Word2vec raise KeyError(f"Key '{key}' not present")-CodePudding

Currently using gensim 4.0 library to write the code. However, I don't know why it keeps failing in finding a similar word. At first, when I set up min_count = 5, the error is, that it wants me to build a vocab first, but after I reduce it to min_count = 1, it says, key error not present...Full code with datasets over here: https://github.com/JYjunyang/FYPDEMO Am I writing something wrong or missing some important steps? Everything works fine but just this word2vec implementation...Will appreciate for every guidance provided... Take note: LemmaColumn is a dataframe after lemmatization

def FeaturesExtraction():
    word2vec = 
Word2Vec(sentences=LemmaColumn,vector_size=100,window=5,min_count=1,workers=8,sg=1)
    b1 = time.time()
    train_time = time.time() - b1
    print(word2vec.wv.most_similar('virus', topn=10))

And I not sure why, after training with 10k data, unique words in vocabulary only have 7:
word #0/7 is t
word #1/7 is l
word #2/7 is x
word #3/7 is e
word #4/7 is _
word #5/7 is u
word #6/7 is f

CodePudding user response：

Your LemmaColumn variable probably isn't in the format Word2Vec needs for the sentences argument. It needs a Python sequence: something than can be iterated over multiple times, like a list, or another re-iterable object. And in that sequence, every individual item must itself be a list-of-string-tokens (words).

Your tiny vocabulary is instead what I'd expect to see if instead:

LemmaColumn = [ 
    ['f', 'u', 'l', 'l', '-', 't', 'e', 'x', 't'],
]

…or even…

LemmaColumn = [ 
    ['full-text'],
]

…because Python will happily treat a plain string (like 'full-text') as if it were a list filled with 1-character strings. Thus your entire training vocabular is only the characters of that single string – likely a column-name, rather than the column-data you want to be using.

Double-check what's in LemmaColumn. Perform the necessary transformations on the column's data to make it the kind of sequence Word2Vec expects, & confirm it looks sensible before trying Word2Vec.
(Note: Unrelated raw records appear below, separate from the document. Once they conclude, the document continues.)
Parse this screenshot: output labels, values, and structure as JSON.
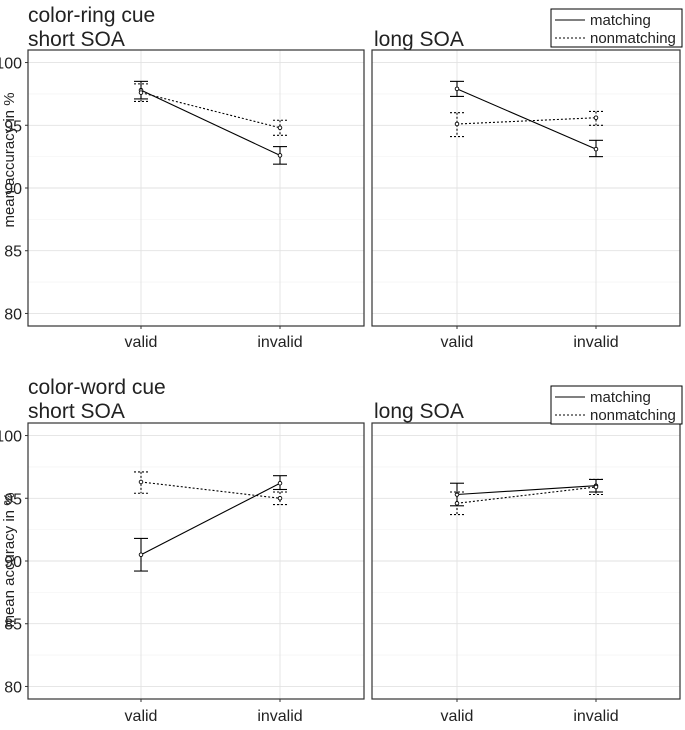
{
  "chart_data": [
    {
      "type": "line",
      "title": "color-ring cue",
      "subtitle": "short SOA",
      "ylabel": "mean accuracy in %",
      "categories": [
        "valid",
        "invalid"
      ],
      "yticks": [
        "80",
        "85",
        "90",
        "95",
        "100"
      ],
      "ylim": [
        79,
        101
      ],
      "grid": true,
      "series": [
        {
          "name": "matching",
          "style": "solid",
          "values": [
            97.8,
            92.6
          ],
          "lower": [
            97.1,
            91.9
          ],
          "upper": [
            98.5,
            93.3
          ]
        },
        {
          "name": "nonmatching",
          "style": "dotted",
          "values": [
            97.6,
            94.8
          ],
          "lower": [
            96.9,
            94.2
          ],
          "upper": [
            98.3,
            95.4
          ]
        }
      ]
    },
    {
      "type": "line",
      "title": "long SOA",
      "categories": [
        "valid",
        "invalid"
      ],
      "yticks": [],
      "ylim": [
        79,
        101
      ],
      "grid": true,
      "legend": {
        "position": "top-right",
        "entries": [
          "matching",
          "nonmatching"
        ]
      },
      "series": [
        {
          "name": "matching",
          "style": "solid",
          "values": [
            97.9,
            93.1
          ],
          "lower": [
            97.3,
            92.5
          ],
          "upper": [
            98.5,
            93.8
          ]
        },
        {
          "name": "nonmatching",
          "style": "dotted",
          "values": [
            95.1,
            95.6
          ],
          "lower": [
            94.1,
            95.0
          ],
          "upper": [
            96.0,
            96.1
          ]
        }
      ]
    },
    {
      "type": "line",
      "title": "color-word cue",
      "subtitle": "short SOA",
      "ylabel": "mean accuracy in %",
      "categories": [
        "valid",
        "invalid"
      ],
      "yticks": [
        "80",
        "85",
        "90",
        "95",
        "100"
      ],
      "ylim": [
        79,
        101
      ],
      "grid": true,
      "series": [
        {
          "name": "matching",
          "style": "solid",
          "values": [
            90.5,
            96.2
          ],
          "lower": [
            89.2,
            95.7
          ],
          "upper": [
            91.8,
            96.8
          ]
        },
        {
          "name": "nonmatching",
          "style": "dotted",
          "values": [
            96.3,
            95.0
          ],
          "lower": [
            95.4,
            94.5
          ],
          "upper": [
            97.1,
            95.5
          ]
        }
      ]
    },
    {
      "type": "line",
      "title": "long SOA",
      "categories": [
        "valid",
        "invalid"
      ],
      "yticks": [],
      "ylim": [
        79,
        101
      ],
      "grid": true,
      "legend": {
        "position": "top-right",
        "entries": [
          "matching",
          "nonmatching"
        ]
      },
      "series": [
        {
          "name": "matching",
          "style": "solid",
          "values": [
            95.3,
            96.0
          ],
          "lower": [
            94.4,
            95.5
          ],
          "upper": [
            96.2,
            96.5
          ]
        },
        {
          "name": "nonmatching",
          "style": "dotted",
          "values": [
            94.6,
            95.9
          ],
          "lower": [
            93.7,
            95.3
          ],
          "upper": [
            95.5,
            96.5
          ]
        }
      ]
    }
  ]
}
Also: running with logging on to at least the INFO level will show a lot more of the model's progress, and as you learn to understand the reported steps/progress, things like weirdly-low counts of texts/words, or steps that'd take time if they were working on the right amount (lots) of data completing instantly, will be evident sooner.
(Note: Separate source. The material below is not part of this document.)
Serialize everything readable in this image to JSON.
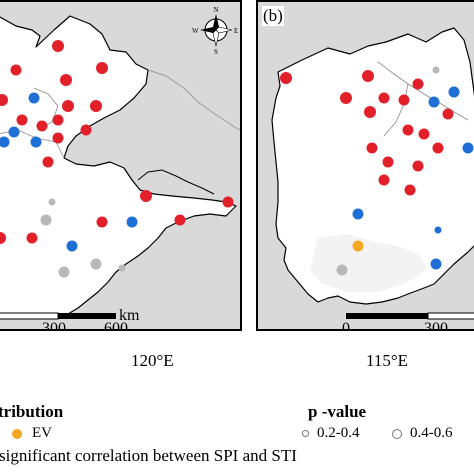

Finally, note that min_count=1 is essentially always a bad idea with an algorithm like word2vec. Good vectors only come from multiple varied examples of the same word's usage – hence the default min_count=5. Keeping rare words not only tends to get poor vectors for those rare words, but the fact that natural-language text tends to have lots of such rare words means so much of the model's time & space is devoted to the (nearly hopeless) task of improving those junk words' vectors that other nearby words' vectors suffer as well.